By James R. Turner, FAAR, FASLA
My cell phone went dead after it complained of not being connected to anything. This process of dying took about three weeks. It seemed like self-inflicted wounds to me. For example, a pop-up would appear that said, “You are no longer connected to a provider service, emergency calls only.” All my calls are emergencies. For example, “Honey, have you seen my keys?” But seriously, are we being duped? These telephones today are presented as salvation itself and are actually basements full of computing power. Who’s running the show at my house, anyway? It ain’t me. The alternatives, an old-fashioned “land line,” are becoming more and more obsolete. Half the time they don’t work, or the only message you can get through is “my electricity is out,” and that is to a robot. What happened? Of course, you still get to pay them for the service, and somebody else had already notified the robot anyway. You are expendable. Without a doubt.

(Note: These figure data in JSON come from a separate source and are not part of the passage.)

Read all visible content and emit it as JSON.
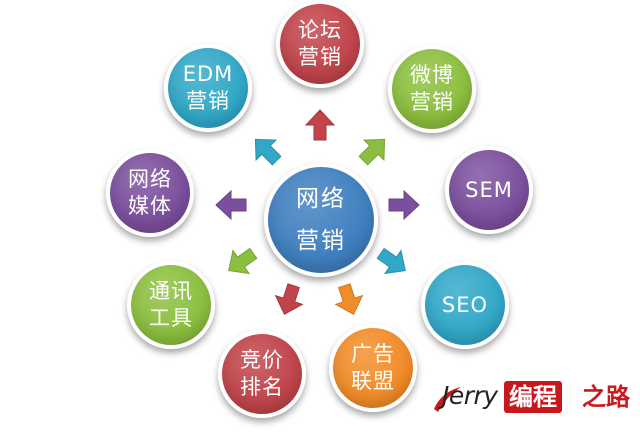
{
  "center": {
    "lines": [
      "网络",
      "营销"
    ],
    "color": "#3f7fbf"
  },
  "nodes": [
    {
      "id": "forum",
      "lines": [
        "论坛",
        "营销"
      ],
      "color": "#c0444a",
      "arrow_color": "#c0444a"
    },
    {
      "id": "weibo",
      "lines": [
        "微博",
        "营销"
      ],
      "color": "#8cbf3f",
      "arrow_color": "#8cbf3f"
    },
    {
      "id": "sem",
      "lines": [
        "SEM"
      ],
      "color": "#7b4f9d",
      "arrow_color": "#7b4f9d"
    },
    {
      "id": "seo",
      "lines": [
        "SEO"
      ],
      "color": "#31a8c8",
      "arrow_color": "#31a8c8"
    },
    {
      "id": "ads",
      "lines": [
        "广告",
        "联盟"
      ],
      "color": "#f28c28",
      "arrow_color": "#f28c28"
    },
    {
      "id": "bidding",
      "lines": [
        "竞价",
        "排名"
      ],
      "color": "#c0444a",
      "arrow_color": "#c0444a"
    },
    {
      "id": "im",
      "lines": [
        "通讯",
        "工具"
      ],
      "color": "#8cbf3f",
      "arrow_color": "#8cbf3f"
    },
    {
      "id": "media",
      "lines": [
        "网络",
        "媒体"
      ],
      "color": "#7b4f9d",
      "arrow_color": "#7b4f9d"
    },
    {
      "id": "edm",
      "lines": [
        "EDM",
        "营销"
      ],
      "color": "#31a8c8",
      "arrow_color": "#31a8c8"
    }
  ],
  "watermark": {
    "latin": "Jerry",
    "boxed": "编程",
    "tail": "之路",
    "accent": "#c8181e"
  }
}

Well, the other day I went to make an important call. After failure to be able to use the phone because my battery was too low, and a proper charge cable could not be found — I swear, I thought I saw one somewhere! — I resorted to email. What a joke. It took an hour to find the right name for the guy I was trying to reach. People do the damndest things to get recognized by the World Wide Web. Where do they get these names, hang-on-sloopy.jones? A favorite one for myself is idiotturner@gmail.com. Very simple, no? The World Wide Web is properly named, a metaphor for an arachnoid. It’s the work of spiders. They got that right.
Am I wrong about the old-fashioned telephone? It did not require countless batteries that pollute our environment and landfills. There was a time when you simply paid your bill. Result: you made a telephone call. Nowadays you still get to pay your bill. For sure, but you must buy a device which costs more than my first Volkswagen. You then buy the batteries that maintain this amazing thing. Followed by and through your home electric bills, you provide for the device’s electricity, not cheap, then you care for it, like you are some sort of technician. I couldn’t fix an old one, didn’t dare, much less a new one, Holy Cow! Anyway, my bride switched the SIMS card from my deceased phone to hers and put her card in my phone for safe keeping. She is now our IT person.
Meanwhile a storm blew trees down and we were out of real electricity. Ever notice that when you need a cell phone the most, in a real emergency, like needing to know which way to run…clouds move in, and it starts to rain? The phone goes dead. Something to do with towers, clouds and satellites. That reminds me that I need to plug in this laptop or get fussed at by the little bar at the top with all its icons representing a language I somehow missed in elementary school. That’s another story.
Shut my mouth before I go nuts. To tell you how much I miss the big, fat phone books, deliciously full of white pages with everybody in it, their address, and their phone number, and those morbidly obese yellow pages that were totally useful, is to cry tears of super-duper proportions.
I had kept the party’s number that I needed to call on a sticky note. Good luck with finding that. So, I casually asked if my friend in crime, visiting with on another matter, as we do, if he might have the number in his phone? He is very organized. He did. I knew he would, grrrr….and I got it back onto another, second sticky note. Then using my newly-charged wife’s phone, with my SIMS card carefully inserted, I finally called the guy I had originally wanted to call. I got a recording.
Nobody wants to be scammed. But that is a subject for yet another day, “The anxiety associated with the use of the phone today”. A lifelong pal recently lost his house by a mortgage scam done entirely on the cell phone. I hear that setting up semi-device-free communities might be in our future. Lordy, what’s next?